Les épices ça vient de loin et de près en même temps, ça vient du monde et du placard, ça traverse les routes, les ports, les cuisines, ça tombe des sacs, ça dort dans les bocaux, ça attend dans la poudre et dans le grain, le poivre arrive d’abord, noir, blanc, long, sauvage, le poivre qui pique d’un coup, le poivre qui chauffe après, celui qui monte lentement dans la gorge et qui ne redescend pas, la cannelle suit, claire ou sombre, roulée serrée sur elle-même, une écorce qui se souvient vaguement d’avoir été arbre, le cumin sec et chaud, cumin de poussière, cumin de soleil, cumin qui annonce le plat avant qu’il n’existe, puis le curcuma trop jaune pour être tranquille, jaune qui déborde, jaune qui s’imprime sur la peau, sur le tissu, dans la mémoire, le gingembre frais ou sec, il brûle et il soigne à la fois, une rumeur urgente qui traverse le corps, le paprika vient faire le feu sans feu, doux ou fumé, imitation parfaite, la cardamome longtemps fermée, verte ou noire, capsule tendue, graines enfermées tels des secrets administratifs, le clou de girofle petit mais décidé, il plante l’arbre directement dans la bouche, la muscade se râpe au-dessus du plat, un peu, encore un peu, trop et la tête flotte, et puis le safran, un presque rien, presque absent, très cher pour si peu, fil rouge qui travaille en silence, les épices on les dose, on les compte, on les rate, on les oublie, on les exagère, elles voyagent plus que nous, elles savent toutes les langues, et même quand le plat est mangé, quand tout est fini, elles continuent à raconter des histoires même si les mites les grignotent.

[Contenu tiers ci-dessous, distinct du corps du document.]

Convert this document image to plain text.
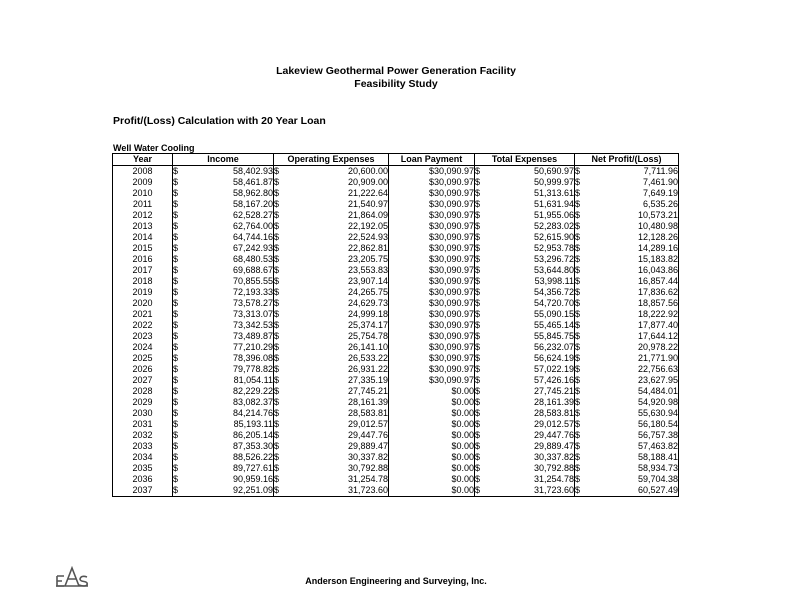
Lakeview Geothermal Power Generation Facility
Feasibility Study
Profit/(Loss) Calculation with 20 Year Loan
Well Water Cooling
Year	Income		Operating Expenses		Loan Payment	Total Expenses		Net Profit/(Loss)	
2008	$	58,402.93	$	20,600.00	$30,090.97	$	50,690.97	$	7,711.96
2009	$	58,461.87	$	20,909.00	$30,090.97	$	50,999.97	$	7,461.90
2010	$	58,962.80	$	21,222.64	$30,090.97	$	51,313.61	$	7,649.19
2011	$	58,167.20	$	21,540.97	$30,090.97	$	51,631.94	$	6,535.26
2012	$	62,528.27	$	21,864.09	$30,090.97	$	51,955.06	$	10,573.21
2013	$	62,764.00	$	22,192.05	$30,090.97	$	52,283.02	$	10,480.98
2014	$	64,744.16	$	22,524.93	$30,090.97	$	52,615.90	$	12,128.26
2015	$	67,242.93	$	22,862.81	$30,090.97	$	52,953.78	$	14,289.16
2016	$	68,480.53	$	23,205.75	$30,090.97	$	53,296.72	$	15,183.82
2017	$	69,688.67	$	23,553.83	$30,090.97	$	53,644.80	$	16,043.86
2018	$	70,855.55	$	23,907.14	$30,090.97	$	53,998.11	$	16,857.44
2019	$	72,193.33	$	24,265.75	$30,090.97	$	54,356.72	$	17,836.62
2020	$	73,578.27	$	24,629.73	$30,090.97	$	54,720.70	$	18,857.56
2021	$	73,313.07	$	24,999.18	$30,090.97	$	55,090.15	$	18,222.92
2022	$	73,342.53	$	25,374.17	$30,090.97	$	55,465.14	$	17,877.40
2023	$	73,489.87	$	25,754.78	$30,090.97	$	55,845.75	$	17,644.12
2024	$	77,210.29	$	26,141.10	$30,090.97	$	56,232.07	$	20,978.22
2025	$	78,396.08	$	26,533.22	$30,090.97	$	56,624.19	$	21,771.90
2026	$	79,778.82	$	26,931.22	$30,090.97	$	57,022.19	$	22,756.63
2027	$	81,054.11	$	27,335.19	$30,090.97	$	57,426.16	$	23,627.95
2028	$	82,229.22	$	27,745.21	$0.00	$	27,745.21	$	54,484.01
2029	$	83,082.37	$	28,161.39	$0.00	$	28,161.39	$	54,920.98
2030	$	84,214.76	$	28,583.81	$0.00	$	28,583.81	$	55,630.94
2031	$	85,193.11	$	29,012.57	$0.00	$	29,012.57	$	56,180.54
2032	$	86,205.14	$	29,447.76	$0.00	$	29,447.76	$	56,757.38
2033	$	87,353.30	$	29,889.47	$0.00	$	29,889.47	$	57,463.82
2034	$	88,526.22	$	30,337.82	$0.00	$	30,337.82	$	58,188.41
2035	$	89,727.61	$	30,792.88	$0.00	$	30,792.88	$	58,934.73
2036	$	90,959.16	$	31,254.78	$0.00	$	31,254.78	$	59,704.38
2037	$	92,251.09	$	31,723.60	$0.00	$	31,723.60	$	60,527.49
Anderson Engineering and Surveying, Inc.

Les couleurs sont là avant les objets, parfois après, cela dépend de la lumière. Le blanc du mur, le blanc qui n’est jamais blanc, le blanc sali par le jour, le blanc fatigué du soir. Le noir profond, le noir mat, le noir brillant, le noir qui absorbe, le noir qui renvoie, le noir qui fait silence. Le noir en réserve. Le rouge vif, le rouge sombre, le rouge qui saigne, le rouge qui chauffe, le rouge des panneaux, le rouge des bouches, le rouge qu’on ne regarde pas longtemps. Le rouge attire l’œil, puis l’œil se défend. Le bleu clair, le bleu foncé, le bleu du ciel quand il n’y a rien à dire, le bleu de la mer quand on insiste. Le bleu calme, le bleu inquiète aussi. Le jaune lumineux, le jaune pâle, le jaune presque malade, le jaune qui crie, le jaune qui avertit. Le jaune existe pour être vu. Le vert tendre, le vert sombre, le vert des plantes vivantes, le vert des plantes en plastique, la différence est visible mais pas toujours. Le vert repose, le vert ment un peu. L’orange chaud, l’orange industriel, l’orange des gilets, l’orange qu’on ne peut pas ignorer. Le violet profond, le violet religieux, le violet chimique, le violet rare. Le gris clair, le gris foncé, le gris hésitant du ciel. Le marron de la terre, le marron du bois, le marron qui ne demande rien. Les couleurs se mélangent, se salissent, se corrigent. Elles travaillent sans bruit. Elles continuent, elles sont la couleur de nos yeux.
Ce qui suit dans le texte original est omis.